3

I want to store utf8 characters in my std::strings. For that I used boost::locale conversion routines.

In my first test everything works as expected:

#include <boost/locale.hpp>

std::string utf8_string = boost::locale::conv::to_utf<char>("Grüssen", "ISO-8859-15");
std::string normal_string = boost::locale::conv::from_utf(utf8_string, "ISO-8859-15");

The expected Result is:

utf8_string = "Grüssen"
normal_string = "Grüssen"

To get rid of passing "ISO-8859-15" as string I tried to use std::locale instead.

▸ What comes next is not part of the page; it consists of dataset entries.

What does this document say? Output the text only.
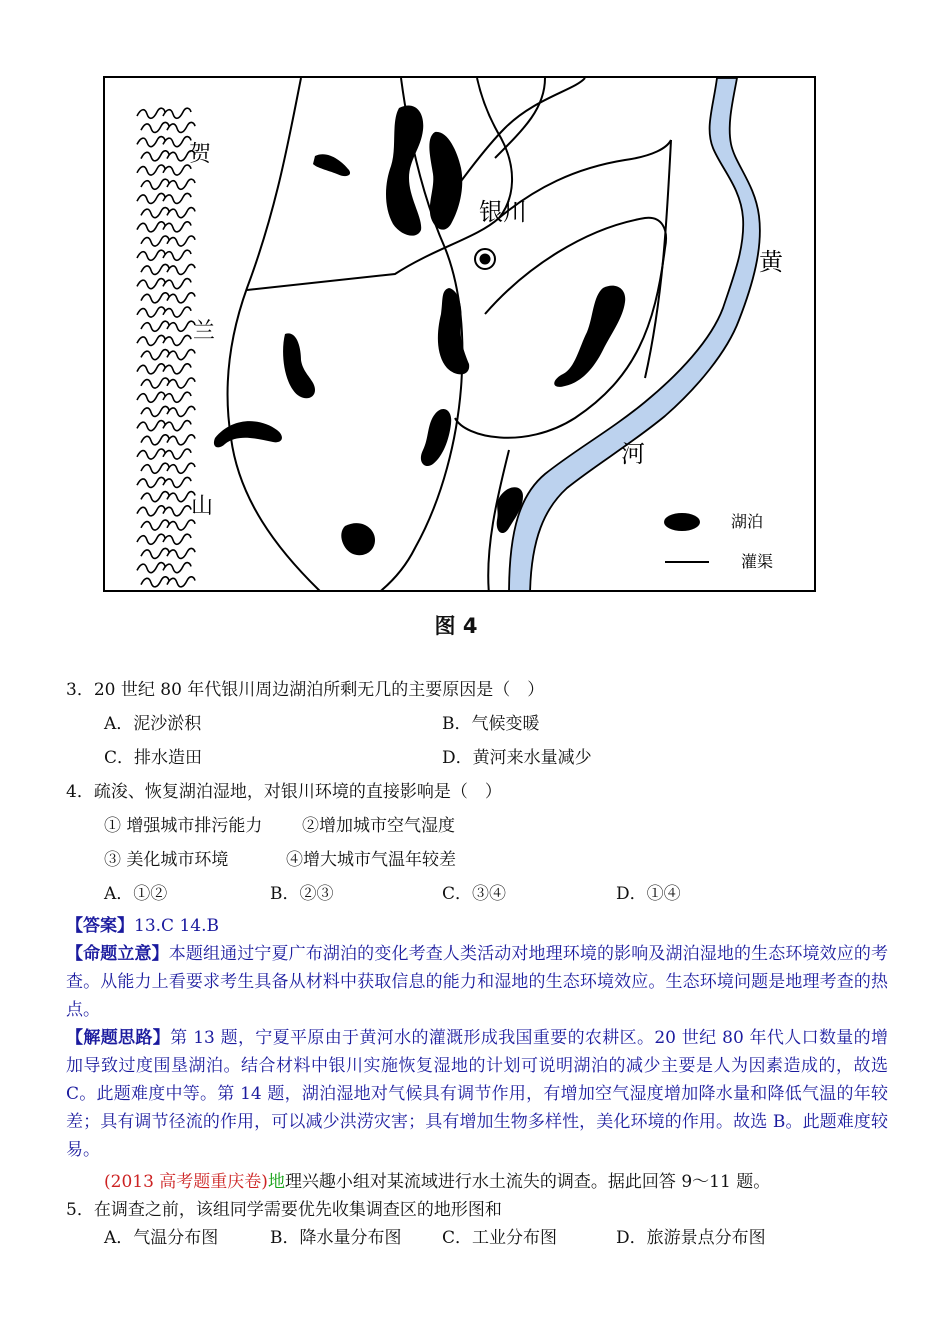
贺
兰
山
银川
黄
河
湖泊
灌渠
图 4
3．20 世纪 80 年代银川周边湖泊所剩无几的主要原因是（　）
A．泥沙淤积	B．气候变暖
C．排水造田	D．黄河来水量减少
4．疏浚、恢复湖泊湿地，对银川环境的直接影响是（　）
① 增强城市排污能力 ②增加城市空气湿度
③ 美化城市环境	④增大城市气温年较差
A．①②	B．②③	C．③④	D．①④
【答案】13.C 14.B
【命题立意】本题组通过宁夏广布湖泊的变化考查人类活动对地理环境的影响及湖泊湿地的生态环境效应的考查。从能力上看要求考生具备从材料中获取信息的能力和湿地的生态环境效应。生态环境问题是地理考查的热点。
【解题思路】第 13 题，宁夏平原由于黄河水的灌溉形成我国重要的农耕区。20 世纪 80 年代人口数量的增加导致过度围垦湖泊。结合材料中银川实施恢复湿地的计划可说明湖泊的减少主要是人为因素造成的，故选 C。此题难度中等。第 14 题，湖泊湿地对气候具有调节作用，有增加空气湿度增加降水量和降低气温的年较差；具有调节径流的作用，可以减少洪涝灾害；具有增加生物多样性，美化环境的作用。故选 B。此题难度较易。
(2013 高考题重庆卷)地理兴趣小组对某流域进行水土流失的调查。据此回答 9～11 题。
5．在调查之前，该组同学需要优先收集调查区的地形图和
A．气温分布图	B．降水量分布图 C．工业分布图	D．旅游景点分布图
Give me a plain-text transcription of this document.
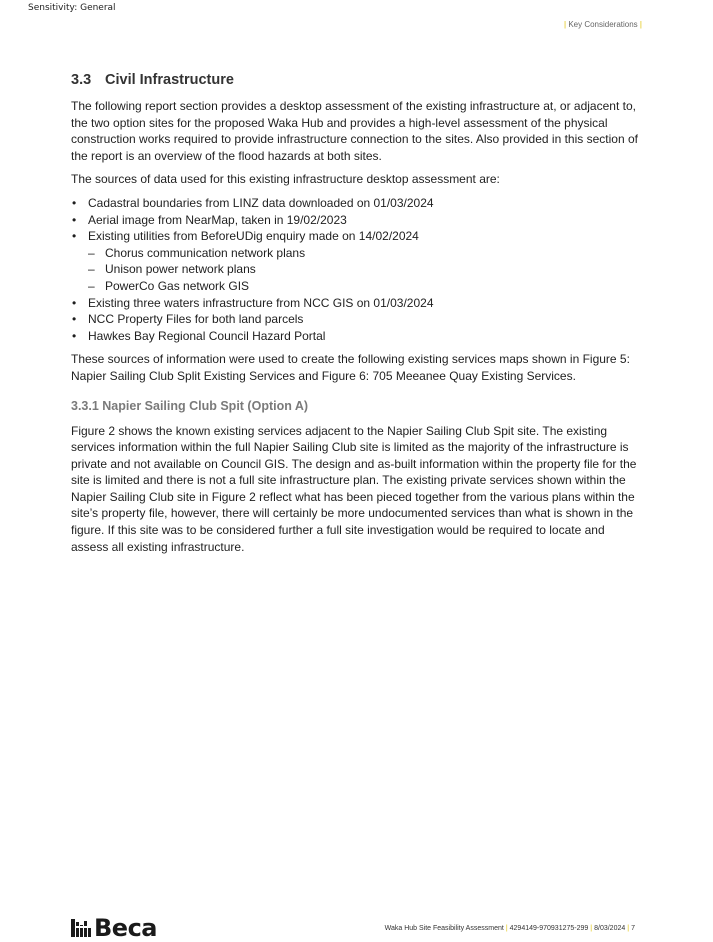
Sensitivity: General
| Key Considerations |
3.3 Civil Infrastructure

The following report section provides a desktop assessment of the existing infrastructure at, or adjacent to, the two option sites for the proposed Waka Hub and provides a high-level assessment of the physical construction works required to provide infrastructure connection to the sites. Also provided in this section of the report is an overview of the flood hazards at both sites.

The sources of data used for this existing infrastructure desktop assessment are:

• Cadastral boundaries from LINZ data downloaded on 01/03/2024
• Aerial image from NearMap, taken in 19/02/2023
• Existing utilities from BeforeUDig enquiry made on 14/02/2024
– Chorus communication network plans
– Unison power network plans
– PowerCo Gas network GIS
• Existing three waters infrastructure from NCC GIS on 01/03/2024
• NCC Property Files for both land parcels
• Hawkes Bay Regional Council Hazard Portal

These sources of information were used to create the following existing services maps shown in Figure 5: Napier Sailing Club Split Existing Services and Figure 6: 705 Meeanee Quay Existing Services.

3.3.1 Napier Sailing Club Spit (Option A)

Figure 2 shows the known existing services adjacent to the Napier Sailing Club Spit site. The existing services information within the full Napier Sailing Club site is limited as the majority of the infrastructure is private and not available on Council GIS. The design and as-built information within the property file for the site is limited and there is not a full site infrastructure plan. The existing private services shown within the Napier Sailing Club site in Figure 2 reflect what has been pieced together from the various plans within the site’s property file, however, there will certainly be more undocumented services than what is shown in the figure. If this site was to be considered further a full site investigation would be required to locate and assess all existing infrastructure.

Beca	Waka Hub Site Feasibility Assessment | 4294149-970931275-299 | 8/03/2024 | 7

// Create system default locale
boost::locale::generator gen;
std::locale loc=gen("ISO8859-15"); 
std::locale::global(loc); 
// This is needed to prevent C library to
// convert strings to narrow 
// instead of C++ on some platforms
std::ios_base::sync_with_stdio(false);

std::string utf8_string = boost::locale::conv::to_utf<char>("Grüssen", std::locale());
std::string normal_string = boost::locale::conv::from_utf(utf8_string, std::locale());

But the result is not as expected:

utf8_string = "Gr|ssen"
normal_string = "Gr|ssen"

What's wrong with my use of using std::locale and generator? (Compiler VC2015, charset multibyte)

mtb
  • 1,350
  • 16
  • 32
Reine Elemente
  • 131
  • 1
  • 11
  • How do you inspect the results? It's weird to "expect" `utf8_string = "Grüssen"` since essentially you "expect" wrong decoding there. Also, what is the source file encoding? If it's anything else than latin1, it's wrong. – sehe Aug 22 '16 at 09:28
  • I inspected it with the VC2015 Debugger and i used win32 TextOutA to print the normal_string, that was back converted from utf8. Notepad++ tells me the file encoding is ANSI. Well, to see the utf_8 string Grüssen" is not weired, because "Grüsse" is the way the utf8-encoded Grüsse looks when you render it with something expecting iso8859-1. So what is wrong with the std::locale use here and why does the second version works? – Reine Elemente Aug 22 '16 at 17:08

1 Answers1

2

boost::locale::generator wants a locale id, not merely an encoding (the same encoding may be used by multiple locales). The scheme it uses is language_country.encoding, so you'll need de_DE.ISO-8859-15.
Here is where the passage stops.